Pertamina NRE Gandeng Copenhagen Urban Solar, Bidik Investasi Energi di Bangladesh



KONTAN.CO.ID - JAKARTA. PT Pertamina New & Renewable Energy (Pertamina NRE) melebarkan sayap bisnisnya di pasar internasional. Anak usaha PT Pertamina (Persero) ini menandatangani Nota Kesepahaman (MoU) dengan Copenhagen Urban Solar Parks BD Ltd (CUSP) untuk menjajaki kerja sama pengembangan sektor energi terbarukan di Bangladesh.

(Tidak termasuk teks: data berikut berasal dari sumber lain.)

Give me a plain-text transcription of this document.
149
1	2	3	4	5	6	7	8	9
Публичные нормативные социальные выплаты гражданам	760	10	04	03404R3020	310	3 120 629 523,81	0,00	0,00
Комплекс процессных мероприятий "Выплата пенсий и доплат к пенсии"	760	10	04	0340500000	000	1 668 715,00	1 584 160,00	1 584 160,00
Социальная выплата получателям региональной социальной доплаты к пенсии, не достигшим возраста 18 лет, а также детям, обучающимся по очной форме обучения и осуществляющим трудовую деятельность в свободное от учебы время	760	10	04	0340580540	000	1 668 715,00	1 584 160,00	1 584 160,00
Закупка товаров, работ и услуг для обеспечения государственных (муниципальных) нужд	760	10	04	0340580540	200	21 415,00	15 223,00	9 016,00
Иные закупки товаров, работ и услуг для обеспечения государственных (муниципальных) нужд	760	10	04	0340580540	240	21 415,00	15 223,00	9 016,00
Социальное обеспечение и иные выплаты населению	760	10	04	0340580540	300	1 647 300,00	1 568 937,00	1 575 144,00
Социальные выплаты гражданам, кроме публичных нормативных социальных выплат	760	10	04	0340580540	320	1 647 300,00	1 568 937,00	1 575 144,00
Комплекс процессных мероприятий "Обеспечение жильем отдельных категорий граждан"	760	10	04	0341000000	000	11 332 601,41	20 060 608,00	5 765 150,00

Penandatanganan kerja sama strategis ini dilakukan oleh Direktur Utama Pertamina NRE John Anis dan Chairman CUSP Ziaur Rahman di Grha Pertamina, Jakarta, pada Rabu (13/5/2026). 

Melalui kesepakatan ini, kedua perusahaan bakal mengeksplorasi peluang investasi proyek energi bersih, termasuk pengembangan pembangkit listrik tenaga surya (solar PV) serta peluang kerja sama operasi dan pemeliharaan (O&M).

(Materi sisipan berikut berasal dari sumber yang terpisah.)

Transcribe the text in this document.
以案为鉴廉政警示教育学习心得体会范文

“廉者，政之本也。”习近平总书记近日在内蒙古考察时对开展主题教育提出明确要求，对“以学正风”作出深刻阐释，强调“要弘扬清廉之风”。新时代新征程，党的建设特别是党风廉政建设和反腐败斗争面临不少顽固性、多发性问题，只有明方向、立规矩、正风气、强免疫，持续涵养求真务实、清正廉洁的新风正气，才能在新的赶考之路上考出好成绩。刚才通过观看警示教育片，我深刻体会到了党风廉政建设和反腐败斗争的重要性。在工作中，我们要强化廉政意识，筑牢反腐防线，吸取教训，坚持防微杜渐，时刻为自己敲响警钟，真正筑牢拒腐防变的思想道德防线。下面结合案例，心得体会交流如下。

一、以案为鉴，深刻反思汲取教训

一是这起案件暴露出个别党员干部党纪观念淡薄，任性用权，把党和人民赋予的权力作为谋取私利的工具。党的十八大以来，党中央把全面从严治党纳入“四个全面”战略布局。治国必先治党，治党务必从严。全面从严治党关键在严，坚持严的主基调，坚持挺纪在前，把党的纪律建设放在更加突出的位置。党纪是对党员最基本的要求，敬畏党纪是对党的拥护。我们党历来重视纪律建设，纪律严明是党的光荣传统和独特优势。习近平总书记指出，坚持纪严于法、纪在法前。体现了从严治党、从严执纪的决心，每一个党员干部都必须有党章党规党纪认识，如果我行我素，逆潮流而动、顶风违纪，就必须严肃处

Baca Juga: Penjualan Erajaya Tumbuh 40,9% di Kuartal I-2026, Segmen Ponsel & Tablet Mendominasi

Direktur Utama Pertamina NRE, John Anis menyampaikan bahwa kerja sama ini mencerminkan keseriusan Pertamina dalam bidang energi dan upaya untuk memperluas pengembangan energi hijau di kawasan internasional.

“Di tengah situasi global yang penuh dengan ketidakpastian, kolaborasi ini menjadi momentum penting dan langkah strategis bagi pengembangan bisnis energi terbarukan di Indonesia sekaligus mendukung kebutuhan energi bersih yang berkelanjutan di Bangladesh,” ujarnya melalui keterangan resmi, Minggu (17/5).

John mengungkapkan, pengembangan kerja sama di Bangladesh juga berpotensi memperkuat portofolio internasional Pertamina NRE.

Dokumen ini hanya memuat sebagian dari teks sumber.